In this case the questions we would want to ask are (a) "is there a nonparametric test that's essentially as powerful as this parametric test in the situation where the parametric assumption holds?" (to which the answer is often 'yes') and (b) "how far do we need to modify the exact parametric assumption before it is less powerful than some suitable nonparametric test?" (which is often "hardly at all"). In that case, if you don't know which of the two sets of circumstances you're in, why would you prefer the parametric test?
Let me address a common test. Consider the two-sample equal-variance t-test, which is uniformly most powerful for a one-sided test of a shift in mean when the population is exactly normal.
(a) Is it more powerful than every nonparametric test?

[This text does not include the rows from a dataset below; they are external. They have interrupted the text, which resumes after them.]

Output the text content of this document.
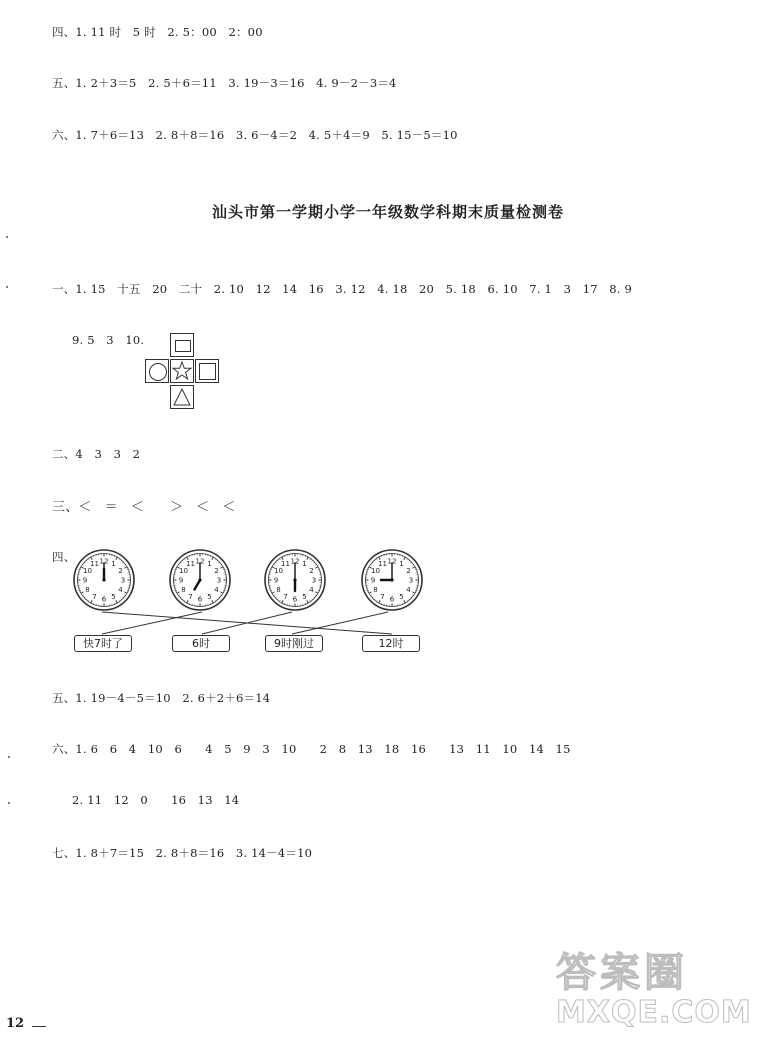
四、1. 11 时   5 时   2. 5：00   2：00
五、1. 2＋3＝5   2. 5＋6＝11   3. 19－3＝16   4. 9－2－3＝4
六、1. 7＋6＝13   2. 8＋8＝16   3. 6－4＝2   4. 5＋4＝9   5. 15－5＝10
汕头市第一学期小学一年级数学科期末质量检测卷
一、1. 15   十五   20   二十   2. 10   12   14   16   3. 12   4. 18   20   5. 18   6. 10   7. 1   3   17   8. 9
9. 5   3   10.
二、4   3   3   2
三、＜   ＝   ＜      ＞   ＜   ＜
四、	12 1
2
3
4
5
6
7
8
9
10
11	12 1
2
3
4
5
6
7
8
9
10
11	12 1
2
3
4
5
6
7
8
9
10
11	12 1
2
3
4
5
6
7
8
9
10
11
快7时了	6时	9时刚过	12时
五、1. 19－4－5＝10   2. 6＋2＋6＝14
六、1. 6   6   4   10   6      4   5   9   3   10      2   8   13   18   16      13   11   10   14   15
2. 11   12   0      16   13   14
七、1. 8＋7＝15   2. 8＋8＝16   3. 14－4＝10
12
答案圈
MXQE.COM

Well, no, in the sense that there are nonparametric tests whose asymptotic relative efficiency is 1 (that is, if you look at the ratio of sample sizes required to achieve the same power at a given significance level, that ratio goes to 1 in large samples); specifically there are permutation tests (e.g. based on the same statistic) with this property. The asymptotic power is also a good guide to the relative power at typical sample sizes (if you make sure the tests are being performed at the same actual significance level).
(b) Do you need to modify the situation much before some non-parametric test has better power?
As I suggested above, in this location-test under normality case, hardly at all. Even if we restrict consideration to just the most commonly used rank tests (which is limiting our potential power), you don't need to make the distribution very much more heavy-tailed than the normal before the Wilcoxon-Mann-Whitney test typically has better power. If we're allowed to choose something with better power at the normal (though the Wilcoxon-Mann-Whitney has excellent performance there), it can kick in even quicker.
It can be extremely hard to tell whether you're sampling from a population with a very slightly heavier tail than the one you assumed, so having slightly better power (at best) in a situation you cannot be confident holds may be an extremely dubious advantage.
In any case you should not try to tell which situation you're in by looking at the sample you're conducting the test on (at least not if it will affect your choice of test), since that data-based test choice will impact the properties of your subsequently chosen test.